Cell Cycle and Genome Instability Laboratory

Research in my laboratory is centred on interrelated projects that each intersects with the molecular themes of cell signaling and proliferative control, chromatin organization, and genome integrity.

TUNEL staining of irradiated tissue.

Rb1 mutant mice.

Telomere staining of chromosomes.

Anaphase bridge in lymphoma.

ChIP-seq data.

Alazarin Red stain of DREAM mutant mouse skeleton.

Loss of cell cycle control is one of the defining features of cancer, as uncontrolled cell division fuels tumor growth.  My laboratory has had a long standing interest in molecular mechanisms of proliferative control and in linking their misregulation to cancer progression and therapeutic response.  Using an allelic series of gene targeted mice where each possess a different point mutation in the cell cycle regulating RB gene we have discovered that proliferative control is not easily defined by single biochemical functions.  Our data indicates that interrelated networks controlling E2F transcription and cyclin dependent kinase activity coordinate cell cycle arrest events that depend on the RB tumor suppressor protein.  With the emergence of Palbociclib and other agents that effectively 'turn on' RB cell cycle arrest function in cancer, we expect that the competence of the entire RB dependent cell cycle arrest network will play a key role in determining efficacy of these drugs.  In addition, acquired resistance to targeted agents is common and this further suggests that loss of components of the RB cell cycle arrest network will contribute to the effectiveness of these drugs.  Defining components and understanding their relationships with one another in this RB-dependent proliferative control and drug response network will be important to treating hormone dependent breast cancer in the future.  

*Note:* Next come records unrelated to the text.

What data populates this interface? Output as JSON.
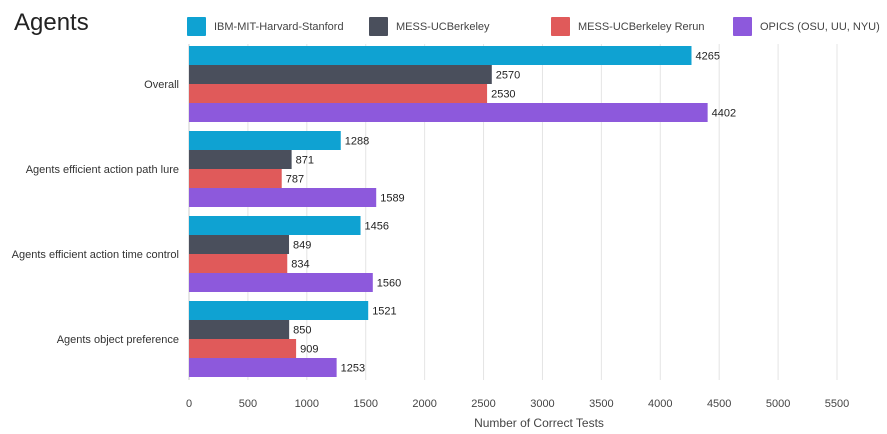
{
  "chart_data": {
    "type": "bar",
    "orientation": "horizontal",
    "title": "Agents",
    "xlabel": "Number of Correct Tests",
    "ylabel": "",
    "xlim": [
      0,
      5500
    ],
    "xticks": [
      0,
      500,
      1000,
      1500,
      2000,
      2500,
      3000,
      3500,
      4000,
      4500,
      5000,
      5500
    ],
    "grid": true,
    "legend_position": "top",
    "categories": [
      "Overall",
      "Agents efficient action path lure",
      "Agents efficient action time control",
      "Agents object preference"
    ],
    "series": [
      {
        "name": "IBM-MIT-Harvard-Stanford",
        "color": "#0fa2d2",
        "values": [
          4265,
          1288,
          1456,
          1521
        ]
      },
      {
        "name": "MESS-UCBerkeley",
        "color": "#4a4f5c",
        "values": [
          2570,
          871,
          849,
          850
        ]
      },
      {
        "name": "MESS-UCBerkeley Rerun",
        "color": "#e05a5a",
        "values": [
          2530,
          787,
          834,
          909
        ]
      },
      {
        "name": "OPICS (OSU, UU, NYU)",
        "color": "#8d59dc",
        "values": [
          4402,
          1589,
          1560,
          1253
        ]
      }
    ]
  }
}
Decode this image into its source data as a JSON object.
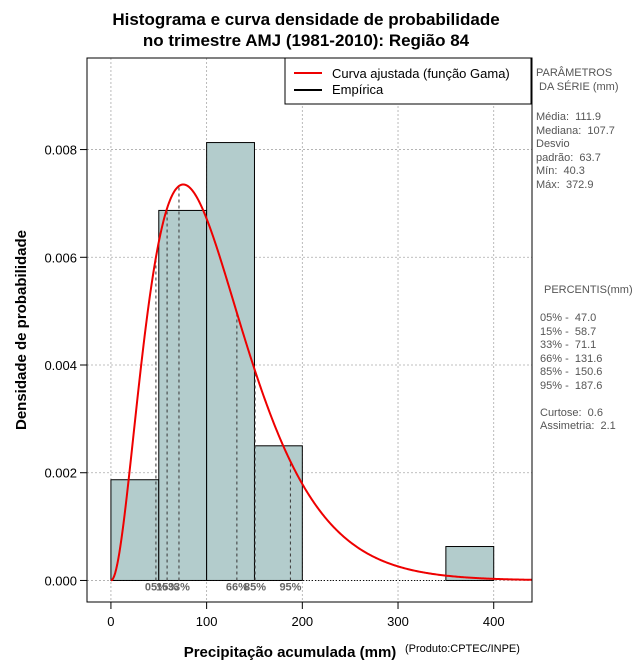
{
  "chart_data": {
    "type": "bar",
    "title_line1": "Histograma e curva densidade de probabilidade",
    "title_line2": "no trimestre AMJ (1981-2010): Região 84",
    "xlabel": "Precipitação acumulada (mm)",
    "ylabel": "Densidade de probabilidade",
    "credit": "(Produto:CPTEC/INPE)",
    "xlim": [
      -25,
      440
    ],
    "ylim": [
      -0.0004,
      0.0097
    ],
    "x_ticks": [
      0,
      100,
      200,
      300,
      400
    ],
    "x_tick_labels": [
      "0",
      "100",
      "200",
      "300",
      "400"
    ],
    "y_ticks": [
      0.0,
      0.002,
      0.004,
      0.006,
      0.008
    ],
    "y_tick_labels": [
      "0.000",
      "0.002",
      "0.004",
      "0.006",
      "0.008"
    ],
    "grid": true,
    "bars": [
      {
        "x0": 0,
        "x1": 50,
        "density": 0.00187
      },
      {
        "x0": 50,
        "x1": 100,
        "density": 0.00687
      },
      {
        "x0": 100,
        "x1": 150,
        "density": 0.00813
      },
      {
        "x0": 150,
        "x1": 200,
        "density": 0.0025
      },
      {
        "x0": 200,
        "x1": 250,
        "density": 0.0
      },
      {
        "x0": 250,
        "x1": 300,
        "density": 0.0
      },
      {
        "x0": 300,
        "x1": 350,
        "density": 0.0
      },
      {
        "x0": 350,
        "x1": 400,
        "density": 0.00063
      }
    ],
    "bar_color": "#b3cccc",
    "curve": {
      "name": "Curva ajustada (função Gama)",
      "color": "#ee0000",
      "gamma_shape": 3.1,
      "gamma_scale": 36,
      "x_range": [
        0,
        440
      ]
    },
    "empirical": {
      "name": "Empírica",
      "color": "#000000"
    },
    "legend_position": "top-right",
    "percentile_lines": [
      {
        "label": "05%",
        "value": 47.0
      },
      {
        "label": "15%",
        "value": 58.7
      },
      {
        "label": "33%",
        "value": 71.1
      },
      {
        "label": "66%",
        "value": 131.6
      },
      {
        "label": "85%",
        "value": 150.6
      },
      {
        "label": "95%",
        "value": 187.6
      }
    ]
  },
  "side_panel": {
    "params_title": "PARÂMETROS\n DA SÉRIE (mm)",
    "params_text": "Média:  111.9\nMediana:  107.7\nDesvio\npadrão:  63.7\nMín:  40.3\nMáx:  372.9",
    "percentis_title": "PERCENTIS(mm)",
    "percentis_text": "05% -  47.0\n15% -  58.7\n33% -  71.1\n66% -  131.6\n85% -  150.6\n95% -  187.6\n\nCurtose:  0.6\nAssimetria:  2.1"
  }
}
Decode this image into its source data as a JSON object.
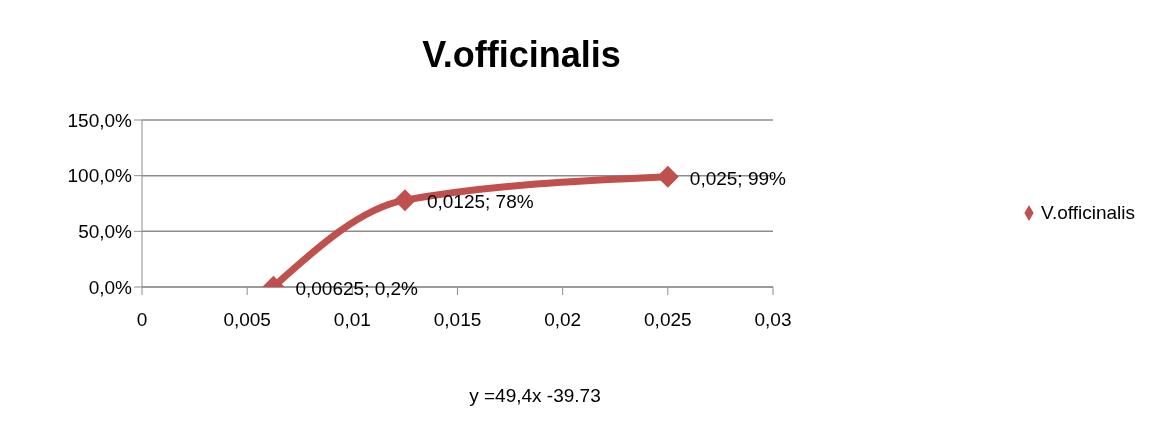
{
  "chart_data": {
    "type": "line",
    "title": "V.officinalis",
    "x": [
      0.00625,
      0.0125,
      0.025
    ],
    "series": [
      {
        "name": "V.officinalis",
        "color": "#c0504d",
        "values": [
          0.2,
          78,
          99
        ],
        "value_labels": [
          "0,00625; 0,2%",
          "0,0125; 78%",
          "0,025; 99%"
        ]
      }
    ],
    "xlim": [
      0,
      0.03
    ],
    "xticks": [
      0,
      {
        "value": 0.005,
        "label": "0,005"
      },
      {
        "value": 0.01,
        "label": "0,01"
      },
      {
        "value": 0.015,
        "label": "0,015"
      },
      {
        "value": 0.02,
        "label": "0,02"
      },
      {
        "value": 0.025,
        "label": "0,025"
      },
      {
        "value": 0.03,
        "label": "0,03"
      }
    ],
    "ylim": [
      0,
      150
    ],
    "yticks": [
      {
        "value": 0,
        "label": "0,0%"
      },
      {
        "value": 50,
        "label": "50,0%"
      },
      {
        "value": 100,
        "label": "100,0%"
      },
      {
        "value": 150,
        "label": "150,0%"
      }
    ],
    "grid": "y",
    "legend": "right",
    "marker": "diamond",
    "line_style": "solid",
    "annotations": [
      "y =49,4x -39.73"
    ]
  }
}
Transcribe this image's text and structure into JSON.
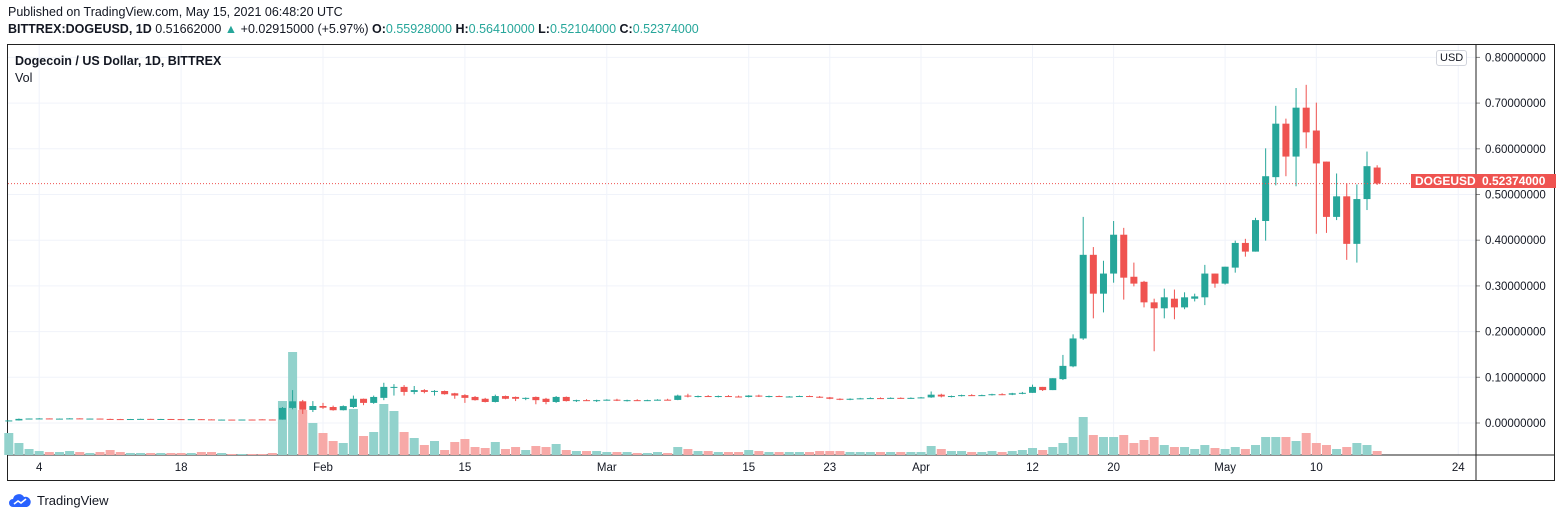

Numerous proteins function to organize mammalian chromatin and compact it into mitotic chromosomes during mitosis.  Errors in organizing chromatin structure inevitably lead to genome instability through DNA breaks, abnormal DNA replication, and errors in mitosis.  While this contributes to cancer pathogenesis in some contexts, it is also a potential target for cancer treatment as many chemotherapeutics exacerbate genome instability to cause cell death.  In addition, loss of  heterochromatin can misexpress silenced RNA sequences that in turn stimulate an immune response and potentially contribute to mechanisms of cancer immune therapy.  Work in this area is focused mainly on Condensin II and EZH2, two chromatin structure regulators that are recruited to DNA by the RB-tumor suppessor through a cell cycle independent interaction with E2F1.  These projects seek to understand the fundamental organization mechanisms of heterochromatin and how they are altered in cancer, or by small molecule inhibitors.  Ultimately, the relevance of these chromatin organizing mechanisms are investigated using gene-targeted mouse models that are deficient for heterochromatin assembly.  We expect this work will point to new vulnerabilities in cancer and better describe the effects of chromatin altering therapeutics that are currently in clinical trials.  This will be particularly important in osteosarcoma, prostate, and lung cancer treatment in the future.       

Cancer is most often characterized by inappropriate cell proliferation.  Work in this area of my lab's research is focused on circumstances where cancer cells ironically stop growing.  The ability of cancer cells to halt proliferation is critical for their ability to survive under stressful conditions where oxygen and nutrients are limiting.  In addition, prolonged cell cycle arrest allows cancer cells to escape the toxic effects of most chemotherapeutic agents that take advantage of the vulnerabilities of rapidly dividing cells.  These 'dormant' cancer cells are a significant source of disease relapse for cancer survivors, underscoring the importance of understanding how cancer cells can escape from a rapidly proliferating state and how they survive.  We are using systematic approaches to investigate which genes are needed for cancer cells to arrest under stressful conditions.  In addition, we are studying the normal physiological roles for these arrest mechanisms in gene targeted mouse models to understand their normal role in mammalian physiology.  One contributor to cell dormancy is the DREAM complex and we are studying its regulation as well as mutant mice that are defective for assembling this complex.  Understanding and exploiting the vulnerabilities of dormant cancer cells will be key to extending the lives of breast and ovarian cancer survivors.

Integration of proliferative control mechanisms by the RB protein in cancer progression and therapy.

Roles of chromatin structure in genome stability and inflammation.

Negative growth control and survival mechanisms in cancer cell dormancy.

We use a range of methods from in vitro biochemical experiments and cell culture, to gene targeted mouse models of disease.  We also use the latest CRISPR based methods and next generation sequencing to ensure our experiments are systematic and comprehensive.